Mis à jour : juin 10


Inconsciemment, en voyant les images de la Chine confinée lors des premières semaines où le monde se concentre sur l’évolution de ce virus, la plupart d’entre nous pensait que celui-ci n’arriverait pas jusqu’à nous, ou du moins que s’il le faisait nous n'arriverions pas à une situation de confinement total comme nous l’avons connue.


À l’heure où j’écris ces lignes, nous ne sommes que quelques jours après le déconfinement et la vie n’est pas revenue à la “normale”.

La population est masquée et timide quant à la proximité avec les autres. Le virus est toujours là, dans l’air mais surtout dans nos esprits. L’impact a été brutal et généralisé. 


Que pouvons nous retenir de ces premiers jours de “liberté retrouvée”, "liberté conditionnelle" ? Comment envisageons-nous l’avenir ? Quelles sont les améliorations et quelles sont les dégradations vécues ?


1 . Une remise en question


Premiers jours de confinement, premières nouvelles, premiers chocs. Ces choses du quotidien que nous pensions acquises ont été remises en question :  liberté de déplacement, possibilité de voir ses amis et sa famille, pratiquer des loisirs ou une religion dans un lieu de culte ou encore l’accès à la nourriture sont perturbés car la chaîne d’approvisionnement est impactée. 

Cette pandémie nous a permis de comprendre que cette société dans laquelle nous vivons n’est pas invincible et que nos modes de vie, de consommation et de production, ne sont pas optimaux

(oui c’est encore une surprise pour certains !). 


Avis aux climato-sceptiques, nous avons enfin eu la preuve irrévocable de l’impact de l’activité humaine sur la nature.

Partout dans le monde, l’émission de gaz à effet de serre a considérablement chuté dû à l’arrêt des usines ainsi qu’à la nette diminution du trafic routier et aérien, pour le plaisir des animaux qui se promenaient seuls en centre-ville. Les villes ont eu la chance de connaître un retour au calme.


Nos entreprises sont chamboulées et doivent s’adapter à cette situation sans précédent.

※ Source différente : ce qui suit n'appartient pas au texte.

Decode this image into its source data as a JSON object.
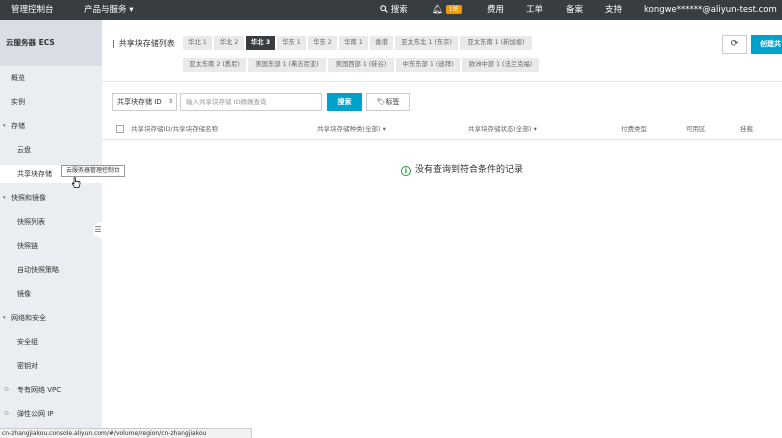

Salariés, dirigeants, managers, artisans, indépendants, chacun a été impacté. Cet impact a engendré à la fois des externalités négatives mais également des externalités positives.


« La crise du Coronavirus a fait surgir le facteur humain comme priorité essentielle du fonctionnement de nos entreprises. Notre capacité à traverser la crise tient non seulement aux compétences essentielles des personnes, mais aussi à leur engagement, au sens qu’elles trouvent à mener le combat, à leur capacité de résilience pour s’adapter à des situations nouvelles. » - Christine Defuans, spécialiste en conception organisationnelle, des nouvelles méthodes de travail, de l'avenir du travail et des espaces de travail.

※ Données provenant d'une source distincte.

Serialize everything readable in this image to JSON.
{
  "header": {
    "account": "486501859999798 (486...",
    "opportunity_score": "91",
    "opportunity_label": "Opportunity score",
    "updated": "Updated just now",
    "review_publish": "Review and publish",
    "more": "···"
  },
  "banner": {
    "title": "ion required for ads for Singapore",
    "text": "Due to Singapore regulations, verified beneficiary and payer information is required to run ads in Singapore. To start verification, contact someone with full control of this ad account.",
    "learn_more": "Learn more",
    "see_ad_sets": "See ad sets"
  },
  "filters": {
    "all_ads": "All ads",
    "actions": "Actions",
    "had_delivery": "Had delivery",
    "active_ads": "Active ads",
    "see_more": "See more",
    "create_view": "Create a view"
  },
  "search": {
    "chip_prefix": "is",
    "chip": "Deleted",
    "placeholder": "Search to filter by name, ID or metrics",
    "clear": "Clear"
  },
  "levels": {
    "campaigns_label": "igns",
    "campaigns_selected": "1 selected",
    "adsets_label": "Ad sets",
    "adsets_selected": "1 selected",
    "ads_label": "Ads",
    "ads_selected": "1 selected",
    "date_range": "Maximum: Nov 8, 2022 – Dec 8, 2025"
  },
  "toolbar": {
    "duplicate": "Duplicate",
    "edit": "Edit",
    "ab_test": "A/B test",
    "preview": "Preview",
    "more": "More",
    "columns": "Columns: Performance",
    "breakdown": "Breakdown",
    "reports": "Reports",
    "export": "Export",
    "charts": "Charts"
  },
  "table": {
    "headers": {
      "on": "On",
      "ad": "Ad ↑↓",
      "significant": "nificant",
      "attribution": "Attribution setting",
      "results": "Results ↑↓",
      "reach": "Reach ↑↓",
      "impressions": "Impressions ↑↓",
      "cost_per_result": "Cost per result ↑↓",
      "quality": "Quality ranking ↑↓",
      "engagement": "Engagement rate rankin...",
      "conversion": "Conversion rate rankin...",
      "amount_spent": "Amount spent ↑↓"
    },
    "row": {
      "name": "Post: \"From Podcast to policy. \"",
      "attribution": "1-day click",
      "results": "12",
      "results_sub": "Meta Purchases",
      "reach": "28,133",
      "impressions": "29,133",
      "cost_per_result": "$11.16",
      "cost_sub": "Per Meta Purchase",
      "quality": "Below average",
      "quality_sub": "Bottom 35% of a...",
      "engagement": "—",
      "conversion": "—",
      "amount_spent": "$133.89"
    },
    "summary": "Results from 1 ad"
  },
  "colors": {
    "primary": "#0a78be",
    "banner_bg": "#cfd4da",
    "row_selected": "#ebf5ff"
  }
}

2. Le facteur humain au cœur des nouvelles organisations post-Covid19


Nous l’avons tous compris assez vite, nous ne sommes pas près de retrouver des situations de proximité comme des festivals, des concerts entre amis ou encore des grandes fêtes à domicile. Néanmoins, si ces interactions seront moins nombreuses (ce qui est sûr) c’est qu’elles seront de meilleure qualité. Le plus grand capital, c’est le capital humain. Et cette affirmation sera d’autant plus vraie en entreprise.

Que ce soit à la maison ou au bureau, la présence physique a et aura la primeur sur toutes les autres interactions. Nous savions que les interactions humaines étaient importantes pour le développement individuel et collectif, mais nous entendons de plus en plus d’études démontrant que la crise nous a rendus encore plus addicts à nos proches. Ces interactions sont multiples, profondes et nécessaires et seront plus valorisées à présent. L’empathie, l’engagement, la solidarité et le partage sont aujourd’hui des comportements porteurs de sens et impactants.

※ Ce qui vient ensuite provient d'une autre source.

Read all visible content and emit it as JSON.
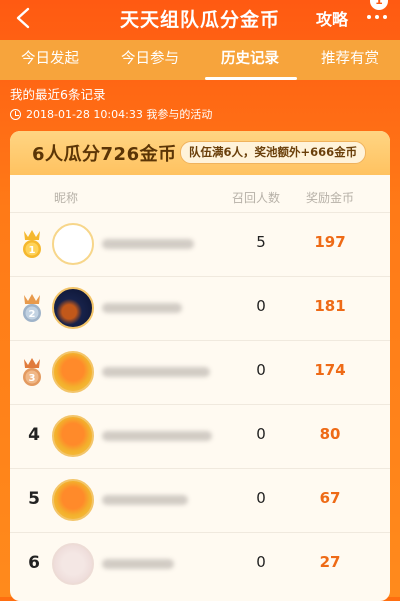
{
  "header": {
    "title": "天天组队瓜分金币",
    "back_icon": "chevron-left-icon",
    "strategy_label": "攻略",
    "more_icon": "more-dots-icon",
    "badge": "1"
  },
  "tabs": [
    {
      "label": "今日发起",
      "active": false
    },
    {
      "label": "今日参与",
      "active": false
    },
    {
      "label": "历史记录",
      "active": true
    },
    {
      "label": "推荐有赏",
      "active": false
    }
  ],
  "info": {
    "recent": "我的最近6条记录",
    "timeline": "2018-01-28 10:04:33 我参与的活动",
    "clock_icon": "clock-icon"
  },
  "card": {
    "title": "6人瓜分726金币",
    "note": "队伍满6人，奖池额外+666金币",
    "col_name": "昵称",
    "col_recall": "召回人数",
    "col_reward": "奖励金币"
  },
  "rows": [
    {
      "rank": "1",
      "recall": "5",
      "reward": "197",
      "medal": "gold",
      "avatar": "blank-circle"
    },
    {
      "rank": "2",
      "recall": "0",
      "reward": "181",
      "medal": "silver",
      "avatar": "dark-photo"
    },
    {
      "rank": "3",
      "recall": "0",
      "reward": "174",
      "medal": "bronze",
      "avatar": "orange-character"
    },
    {
      "rank": "4",
      "recall": "0",
      "reward": "80",
      "medal": "",
      "avatar": "orange-character"
    },
    {
      "rank": "5",
      "recall": "0",
      "reward": "67",
      "medal": "",
      "avatar": "orange-character"
    },
    {
      "rank": "6",
      "recall": "0",
      "reward": "27",
      "medal": "",
      "avatar": "blurred-photo"
    }
  ],
  "colors": {
    "accent": "#ff5a12",
    "reward": "#ee6a16",
    "gold": "#f5b82e",
    "silver": "#9fb3c9",
    "bronze": "#e39a60"
  }
}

Le télétravail, incontournable en cette période de confinement, s’est heurté à l’isolement des salariés créant une situation de mal-être chez près de 20% d’entre eux. C’est une vraie prise de conscience à 2 niveaux : 

  • Le télétravail, ça fonctionne;

  • Le télétravail à domicile n’est pas l’idéal.


À l’heure du déconfinement progressif, il est plus que jamais opportun d’explorer les solutions alternatives d’organisation du travail. Sortir les télétravailleurs du domicile et privilégier les espaces de coworking de proximité permettrait, tout en donnant un cadre plus adapté et une sécurisation sur le plan sanitaire, de contribuer à la limitation des déplacements professionnels.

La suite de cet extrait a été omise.